Nothing that we shared we would take back or change per se. I think we were very surprised by the response our comment evoked. But then maybe that is always the fatal flaw in family life - we assume we know and understand - and we blatantly don't - any of us.
At the moment the whole situation feels unresolvable and sore, very reminiscent of a bereavement - which essentially it is. I've felt the loss of the other person in my life acutely today; missing a long discussion on Skype; and trying to get on with some of the things we promised to do for the person - even though at the moment it feels as though the person will never see what we have done or want to reconsider - even communicating with us again.
It all feels tragic and unnecessary, but maybe we cannot see the bigger picture yet - and it will one day prove to be something that needed to happen - a sort of realisation of what we can all be to each other in reality.

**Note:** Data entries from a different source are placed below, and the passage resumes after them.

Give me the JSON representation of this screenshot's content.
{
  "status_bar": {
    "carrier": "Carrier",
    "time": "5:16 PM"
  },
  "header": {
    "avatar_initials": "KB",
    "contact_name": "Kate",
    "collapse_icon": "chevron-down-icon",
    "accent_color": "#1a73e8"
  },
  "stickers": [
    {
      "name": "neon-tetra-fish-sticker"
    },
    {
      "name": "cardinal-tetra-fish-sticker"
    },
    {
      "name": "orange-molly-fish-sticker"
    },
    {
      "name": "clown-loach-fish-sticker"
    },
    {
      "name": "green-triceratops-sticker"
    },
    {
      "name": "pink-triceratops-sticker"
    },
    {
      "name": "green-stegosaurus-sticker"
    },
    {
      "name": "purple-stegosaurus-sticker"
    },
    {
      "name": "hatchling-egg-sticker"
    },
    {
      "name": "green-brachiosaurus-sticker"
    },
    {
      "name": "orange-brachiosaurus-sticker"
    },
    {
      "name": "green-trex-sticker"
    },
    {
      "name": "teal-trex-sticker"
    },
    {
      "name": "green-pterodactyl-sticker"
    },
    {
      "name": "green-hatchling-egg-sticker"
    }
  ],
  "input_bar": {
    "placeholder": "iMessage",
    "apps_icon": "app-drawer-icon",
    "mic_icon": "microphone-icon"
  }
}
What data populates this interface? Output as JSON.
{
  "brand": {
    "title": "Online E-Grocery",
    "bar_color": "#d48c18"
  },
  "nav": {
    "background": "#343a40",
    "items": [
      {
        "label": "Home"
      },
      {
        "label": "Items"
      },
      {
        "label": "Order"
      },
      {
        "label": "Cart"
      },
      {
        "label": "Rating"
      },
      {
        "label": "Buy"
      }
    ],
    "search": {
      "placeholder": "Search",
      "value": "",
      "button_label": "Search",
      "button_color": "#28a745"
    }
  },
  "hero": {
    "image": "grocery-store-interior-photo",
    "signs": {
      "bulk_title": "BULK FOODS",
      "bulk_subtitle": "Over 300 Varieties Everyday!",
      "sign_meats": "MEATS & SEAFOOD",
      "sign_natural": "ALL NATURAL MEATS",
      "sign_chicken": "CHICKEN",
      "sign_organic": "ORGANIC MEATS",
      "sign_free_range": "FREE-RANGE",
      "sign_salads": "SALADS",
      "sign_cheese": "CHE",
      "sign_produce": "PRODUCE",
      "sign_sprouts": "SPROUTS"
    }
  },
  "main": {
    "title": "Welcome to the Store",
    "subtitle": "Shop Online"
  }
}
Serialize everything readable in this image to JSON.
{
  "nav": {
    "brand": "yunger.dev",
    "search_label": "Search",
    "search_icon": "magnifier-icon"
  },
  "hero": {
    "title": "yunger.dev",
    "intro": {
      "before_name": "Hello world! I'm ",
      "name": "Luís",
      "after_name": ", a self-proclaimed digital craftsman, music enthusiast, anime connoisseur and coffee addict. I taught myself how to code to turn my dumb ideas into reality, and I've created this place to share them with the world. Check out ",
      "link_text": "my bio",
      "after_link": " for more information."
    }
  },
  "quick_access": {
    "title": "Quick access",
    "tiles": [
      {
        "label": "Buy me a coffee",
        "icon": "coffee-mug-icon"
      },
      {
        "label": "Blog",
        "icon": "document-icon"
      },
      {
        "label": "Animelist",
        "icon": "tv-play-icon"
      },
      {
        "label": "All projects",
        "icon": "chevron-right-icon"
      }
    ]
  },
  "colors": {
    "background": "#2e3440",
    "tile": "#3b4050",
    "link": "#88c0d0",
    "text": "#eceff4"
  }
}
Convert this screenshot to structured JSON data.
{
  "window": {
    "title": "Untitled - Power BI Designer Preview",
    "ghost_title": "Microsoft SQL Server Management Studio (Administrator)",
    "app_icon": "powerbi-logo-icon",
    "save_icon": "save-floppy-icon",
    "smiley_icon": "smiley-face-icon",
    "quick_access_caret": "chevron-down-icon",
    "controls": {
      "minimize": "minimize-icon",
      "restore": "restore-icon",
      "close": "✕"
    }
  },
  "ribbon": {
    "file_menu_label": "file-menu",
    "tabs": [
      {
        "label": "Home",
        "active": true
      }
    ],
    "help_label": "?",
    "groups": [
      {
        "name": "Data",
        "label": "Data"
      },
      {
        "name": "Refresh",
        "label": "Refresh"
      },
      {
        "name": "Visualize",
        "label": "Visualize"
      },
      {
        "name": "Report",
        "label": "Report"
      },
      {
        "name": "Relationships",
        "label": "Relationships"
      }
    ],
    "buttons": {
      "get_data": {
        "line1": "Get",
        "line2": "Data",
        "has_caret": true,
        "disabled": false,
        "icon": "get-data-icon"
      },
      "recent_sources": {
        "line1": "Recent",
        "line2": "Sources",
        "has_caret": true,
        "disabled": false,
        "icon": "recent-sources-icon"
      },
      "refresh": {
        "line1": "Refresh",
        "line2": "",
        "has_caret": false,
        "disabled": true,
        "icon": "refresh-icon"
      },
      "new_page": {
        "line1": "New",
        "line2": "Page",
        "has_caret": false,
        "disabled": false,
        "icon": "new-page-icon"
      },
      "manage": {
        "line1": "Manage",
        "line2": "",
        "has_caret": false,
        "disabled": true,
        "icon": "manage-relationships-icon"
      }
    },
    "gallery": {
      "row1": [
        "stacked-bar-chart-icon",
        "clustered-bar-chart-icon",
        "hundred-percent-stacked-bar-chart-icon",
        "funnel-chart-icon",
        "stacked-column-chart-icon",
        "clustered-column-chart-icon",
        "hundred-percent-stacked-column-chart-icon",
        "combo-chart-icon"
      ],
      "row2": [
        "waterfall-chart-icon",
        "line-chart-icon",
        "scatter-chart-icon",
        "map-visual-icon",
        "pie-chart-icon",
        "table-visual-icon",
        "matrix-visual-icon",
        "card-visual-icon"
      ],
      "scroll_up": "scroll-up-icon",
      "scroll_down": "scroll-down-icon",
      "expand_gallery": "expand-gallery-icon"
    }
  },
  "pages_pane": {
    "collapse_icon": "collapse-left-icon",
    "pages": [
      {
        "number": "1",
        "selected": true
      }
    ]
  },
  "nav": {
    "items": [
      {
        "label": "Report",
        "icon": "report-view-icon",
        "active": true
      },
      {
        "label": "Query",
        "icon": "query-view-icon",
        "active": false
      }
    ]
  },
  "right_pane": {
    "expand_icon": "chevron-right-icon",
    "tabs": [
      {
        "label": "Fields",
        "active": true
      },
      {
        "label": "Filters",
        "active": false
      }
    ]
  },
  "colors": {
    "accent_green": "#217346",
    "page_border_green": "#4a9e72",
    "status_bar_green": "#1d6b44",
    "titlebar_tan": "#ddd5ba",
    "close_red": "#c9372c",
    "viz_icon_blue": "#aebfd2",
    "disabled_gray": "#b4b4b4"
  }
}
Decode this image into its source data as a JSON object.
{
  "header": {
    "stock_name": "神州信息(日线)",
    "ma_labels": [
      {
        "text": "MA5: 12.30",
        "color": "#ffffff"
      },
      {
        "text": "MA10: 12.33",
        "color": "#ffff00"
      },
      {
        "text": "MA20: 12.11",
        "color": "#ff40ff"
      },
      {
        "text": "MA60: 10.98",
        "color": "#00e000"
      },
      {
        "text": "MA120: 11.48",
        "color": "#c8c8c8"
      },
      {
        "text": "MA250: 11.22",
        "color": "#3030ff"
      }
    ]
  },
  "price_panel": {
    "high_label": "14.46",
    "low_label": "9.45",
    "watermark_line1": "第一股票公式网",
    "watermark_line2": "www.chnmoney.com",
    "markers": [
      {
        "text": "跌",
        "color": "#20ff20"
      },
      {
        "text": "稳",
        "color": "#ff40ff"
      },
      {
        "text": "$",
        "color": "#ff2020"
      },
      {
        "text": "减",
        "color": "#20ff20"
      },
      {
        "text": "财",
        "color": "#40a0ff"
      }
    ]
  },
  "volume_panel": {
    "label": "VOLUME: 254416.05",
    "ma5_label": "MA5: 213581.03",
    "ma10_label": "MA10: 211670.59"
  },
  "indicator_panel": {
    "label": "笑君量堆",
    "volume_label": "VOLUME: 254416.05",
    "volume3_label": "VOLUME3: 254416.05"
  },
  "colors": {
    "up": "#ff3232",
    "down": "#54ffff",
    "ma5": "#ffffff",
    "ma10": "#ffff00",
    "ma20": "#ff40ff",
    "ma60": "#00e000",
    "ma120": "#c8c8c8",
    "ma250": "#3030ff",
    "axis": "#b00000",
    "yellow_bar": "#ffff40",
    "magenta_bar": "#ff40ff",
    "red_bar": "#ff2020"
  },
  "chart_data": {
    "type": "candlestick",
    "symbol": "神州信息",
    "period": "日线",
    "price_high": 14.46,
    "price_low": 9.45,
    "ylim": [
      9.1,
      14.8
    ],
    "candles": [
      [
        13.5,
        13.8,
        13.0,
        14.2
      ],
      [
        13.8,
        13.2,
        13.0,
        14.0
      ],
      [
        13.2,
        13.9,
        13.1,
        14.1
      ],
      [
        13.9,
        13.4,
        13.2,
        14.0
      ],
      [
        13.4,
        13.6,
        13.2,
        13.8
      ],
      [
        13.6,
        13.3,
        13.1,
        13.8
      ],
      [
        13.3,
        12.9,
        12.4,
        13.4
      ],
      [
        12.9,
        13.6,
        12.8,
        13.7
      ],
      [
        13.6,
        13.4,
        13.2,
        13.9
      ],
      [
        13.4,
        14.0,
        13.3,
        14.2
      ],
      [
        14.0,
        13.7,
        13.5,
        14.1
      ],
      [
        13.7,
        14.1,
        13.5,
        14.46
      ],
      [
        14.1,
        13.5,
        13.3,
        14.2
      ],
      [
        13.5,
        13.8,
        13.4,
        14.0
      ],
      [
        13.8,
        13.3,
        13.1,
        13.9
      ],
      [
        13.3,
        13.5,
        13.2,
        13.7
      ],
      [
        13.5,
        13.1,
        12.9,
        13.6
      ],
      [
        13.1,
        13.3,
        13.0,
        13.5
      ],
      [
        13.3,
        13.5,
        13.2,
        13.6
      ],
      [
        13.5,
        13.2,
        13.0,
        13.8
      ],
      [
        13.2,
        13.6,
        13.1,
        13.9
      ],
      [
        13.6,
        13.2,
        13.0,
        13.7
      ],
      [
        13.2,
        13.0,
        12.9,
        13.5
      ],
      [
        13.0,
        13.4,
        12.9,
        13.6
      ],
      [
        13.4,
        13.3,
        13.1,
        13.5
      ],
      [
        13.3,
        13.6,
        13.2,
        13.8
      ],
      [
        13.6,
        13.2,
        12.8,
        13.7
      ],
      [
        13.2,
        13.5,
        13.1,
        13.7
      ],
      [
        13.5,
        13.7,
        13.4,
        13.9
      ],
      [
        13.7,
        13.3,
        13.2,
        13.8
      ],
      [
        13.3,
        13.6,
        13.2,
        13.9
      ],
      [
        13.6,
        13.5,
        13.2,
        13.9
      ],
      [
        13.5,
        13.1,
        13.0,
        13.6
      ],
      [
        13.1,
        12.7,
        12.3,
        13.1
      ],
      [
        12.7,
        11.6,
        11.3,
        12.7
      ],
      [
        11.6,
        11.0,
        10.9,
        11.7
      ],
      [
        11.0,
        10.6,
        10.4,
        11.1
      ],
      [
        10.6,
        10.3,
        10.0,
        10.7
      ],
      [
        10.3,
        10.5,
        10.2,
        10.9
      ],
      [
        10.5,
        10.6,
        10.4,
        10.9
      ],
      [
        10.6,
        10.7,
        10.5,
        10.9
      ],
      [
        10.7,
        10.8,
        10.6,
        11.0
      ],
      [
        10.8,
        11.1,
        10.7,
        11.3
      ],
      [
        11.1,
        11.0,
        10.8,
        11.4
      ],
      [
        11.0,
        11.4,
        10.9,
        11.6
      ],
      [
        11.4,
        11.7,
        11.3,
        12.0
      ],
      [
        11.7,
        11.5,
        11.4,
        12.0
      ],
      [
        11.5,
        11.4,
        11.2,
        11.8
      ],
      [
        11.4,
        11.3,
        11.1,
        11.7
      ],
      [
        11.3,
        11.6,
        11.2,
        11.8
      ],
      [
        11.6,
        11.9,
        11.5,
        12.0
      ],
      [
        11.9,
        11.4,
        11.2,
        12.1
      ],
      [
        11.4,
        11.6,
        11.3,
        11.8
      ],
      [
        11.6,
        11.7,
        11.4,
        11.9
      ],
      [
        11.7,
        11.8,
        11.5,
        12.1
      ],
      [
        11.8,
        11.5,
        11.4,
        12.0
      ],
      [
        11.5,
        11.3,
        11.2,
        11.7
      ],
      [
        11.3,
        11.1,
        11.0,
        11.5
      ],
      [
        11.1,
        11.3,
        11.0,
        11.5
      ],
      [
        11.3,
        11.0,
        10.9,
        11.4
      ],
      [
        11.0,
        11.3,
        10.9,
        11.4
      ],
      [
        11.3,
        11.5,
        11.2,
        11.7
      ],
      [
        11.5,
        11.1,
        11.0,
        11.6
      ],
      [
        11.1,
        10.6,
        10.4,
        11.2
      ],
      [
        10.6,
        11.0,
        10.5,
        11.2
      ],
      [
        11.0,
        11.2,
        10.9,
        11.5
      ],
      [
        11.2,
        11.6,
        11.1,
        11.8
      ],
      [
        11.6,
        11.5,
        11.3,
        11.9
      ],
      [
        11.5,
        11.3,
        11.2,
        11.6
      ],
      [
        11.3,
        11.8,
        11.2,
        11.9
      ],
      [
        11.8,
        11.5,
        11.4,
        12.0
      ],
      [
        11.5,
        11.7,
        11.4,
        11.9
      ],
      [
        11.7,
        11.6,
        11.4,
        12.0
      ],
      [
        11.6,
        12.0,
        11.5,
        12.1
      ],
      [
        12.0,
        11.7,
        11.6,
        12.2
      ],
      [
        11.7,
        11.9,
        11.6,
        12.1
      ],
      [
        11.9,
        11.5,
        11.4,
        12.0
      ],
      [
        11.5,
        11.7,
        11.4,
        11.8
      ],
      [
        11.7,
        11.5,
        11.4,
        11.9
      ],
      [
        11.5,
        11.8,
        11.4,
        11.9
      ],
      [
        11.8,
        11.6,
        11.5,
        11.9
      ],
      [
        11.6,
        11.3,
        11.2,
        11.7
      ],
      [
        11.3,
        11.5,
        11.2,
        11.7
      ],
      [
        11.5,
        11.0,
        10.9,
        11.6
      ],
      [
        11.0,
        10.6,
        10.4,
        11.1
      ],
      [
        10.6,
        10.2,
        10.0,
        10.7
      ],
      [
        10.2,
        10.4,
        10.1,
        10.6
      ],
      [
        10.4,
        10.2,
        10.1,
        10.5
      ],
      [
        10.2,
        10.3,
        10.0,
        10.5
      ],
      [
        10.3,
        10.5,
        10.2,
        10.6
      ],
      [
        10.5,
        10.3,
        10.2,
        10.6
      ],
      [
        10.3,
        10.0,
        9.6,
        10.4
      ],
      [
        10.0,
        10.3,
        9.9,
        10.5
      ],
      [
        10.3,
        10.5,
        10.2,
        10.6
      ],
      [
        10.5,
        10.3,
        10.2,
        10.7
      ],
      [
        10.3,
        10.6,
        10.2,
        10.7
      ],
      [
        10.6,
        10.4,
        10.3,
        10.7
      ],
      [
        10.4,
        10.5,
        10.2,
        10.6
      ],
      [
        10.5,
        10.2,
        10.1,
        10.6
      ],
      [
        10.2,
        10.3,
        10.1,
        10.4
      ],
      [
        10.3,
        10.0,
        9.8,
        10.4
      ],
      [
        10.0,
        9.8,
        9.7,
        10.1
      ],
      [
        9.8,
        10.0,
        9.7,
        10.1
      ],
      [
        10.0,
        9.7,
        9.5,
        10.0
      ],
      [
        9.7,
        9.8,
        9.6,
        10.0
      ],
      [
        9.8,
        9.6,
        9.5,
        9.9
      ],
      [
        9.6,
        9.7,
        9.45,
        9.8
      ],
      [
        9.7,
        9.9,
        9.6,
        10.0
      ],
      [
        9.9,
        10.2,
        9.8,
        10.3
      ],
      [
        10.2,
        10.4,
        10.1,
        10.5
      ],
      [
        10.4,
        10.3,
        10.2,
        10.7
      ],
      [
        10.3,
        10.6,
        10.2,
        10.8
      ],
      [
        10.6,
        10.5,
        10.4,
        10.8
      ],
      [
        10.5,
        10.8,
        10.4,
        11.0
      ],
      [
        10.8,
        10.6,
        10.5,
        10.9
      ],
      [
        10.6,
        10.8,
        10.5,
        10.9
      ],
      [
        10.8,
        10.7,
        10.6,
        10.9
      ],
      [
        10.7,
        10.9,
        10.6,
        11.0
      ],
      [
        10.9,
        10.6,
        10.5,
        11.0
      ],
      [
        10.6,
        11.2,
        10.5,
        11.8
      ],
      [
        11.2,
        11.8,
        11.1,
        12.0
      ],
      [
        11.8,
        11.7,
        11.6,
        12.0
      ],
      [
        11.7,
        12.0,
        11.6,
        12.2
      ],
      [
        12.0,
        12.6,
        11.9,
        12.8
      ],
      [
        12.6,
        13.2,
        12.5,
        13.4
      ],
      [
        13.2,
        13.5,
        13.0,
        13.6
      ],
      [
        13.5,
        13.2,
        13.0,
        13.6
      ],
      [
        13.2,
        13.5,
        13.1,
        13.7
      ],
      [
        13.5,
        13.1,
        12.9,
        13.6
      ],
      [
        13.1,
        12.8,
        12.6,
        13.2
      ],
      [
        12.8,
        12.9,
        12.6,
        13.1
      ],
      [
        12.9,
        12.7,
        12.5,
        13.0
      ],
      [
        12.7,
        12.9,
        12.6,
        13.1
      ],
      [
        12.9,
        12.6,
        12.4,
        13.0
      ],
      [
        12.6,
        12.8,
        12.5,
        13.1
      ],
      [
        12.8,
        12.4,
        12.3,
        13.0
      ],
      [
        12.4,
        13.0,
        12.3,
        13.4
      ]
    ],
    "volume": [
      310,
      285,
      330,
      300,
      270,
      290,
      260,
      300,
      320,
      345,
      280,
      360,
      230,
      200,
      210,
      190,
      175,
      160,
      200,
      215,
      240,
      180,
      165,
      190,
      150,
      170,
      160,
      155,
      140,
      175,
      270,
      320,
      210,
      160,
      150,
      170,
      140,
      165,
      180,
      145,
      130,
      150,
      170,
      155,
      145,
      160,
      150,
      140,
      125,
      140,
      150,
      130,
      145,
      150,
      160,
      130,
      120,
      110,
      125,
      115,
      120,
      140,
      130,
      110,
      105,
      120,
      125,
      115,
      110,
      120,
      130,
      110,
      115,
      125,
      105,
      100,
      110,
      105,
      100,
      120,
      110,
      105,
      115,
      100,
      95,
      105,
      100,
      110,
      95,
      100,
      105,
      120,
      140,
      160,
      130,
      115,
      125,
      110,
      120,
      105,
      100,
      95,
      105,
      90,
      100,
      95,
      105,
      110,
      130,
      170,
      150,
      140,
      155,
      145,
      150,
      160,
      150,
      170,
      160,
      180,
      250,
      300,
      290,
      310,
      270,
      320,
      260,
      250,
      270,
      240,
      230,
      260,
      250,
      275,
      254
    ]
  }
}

We remain desperately concerned for the person who is hurting, but calm and assured that issues we had to raise were appropriate and necessary. None of us likes boundaries and limitations which are not of our own making in relationships - but just sometimes they have to be there to keep everyone sane and protect the most vulnerable. Clearly at this minute, someone we love very much is now feeling very damaged and hurt by our expression of needs - and that does cut us up inevitably.
I caught myself look at Christmas presents we had bought this afternoon - and thinking these aren't going to be used; went on to Skype to see if we could make ammends - and realised we have no further access; and sent e-mails with no reply - yes there has been an emotional death in the family. Let's hope it is a little death of everyday living and we will soon claim new life.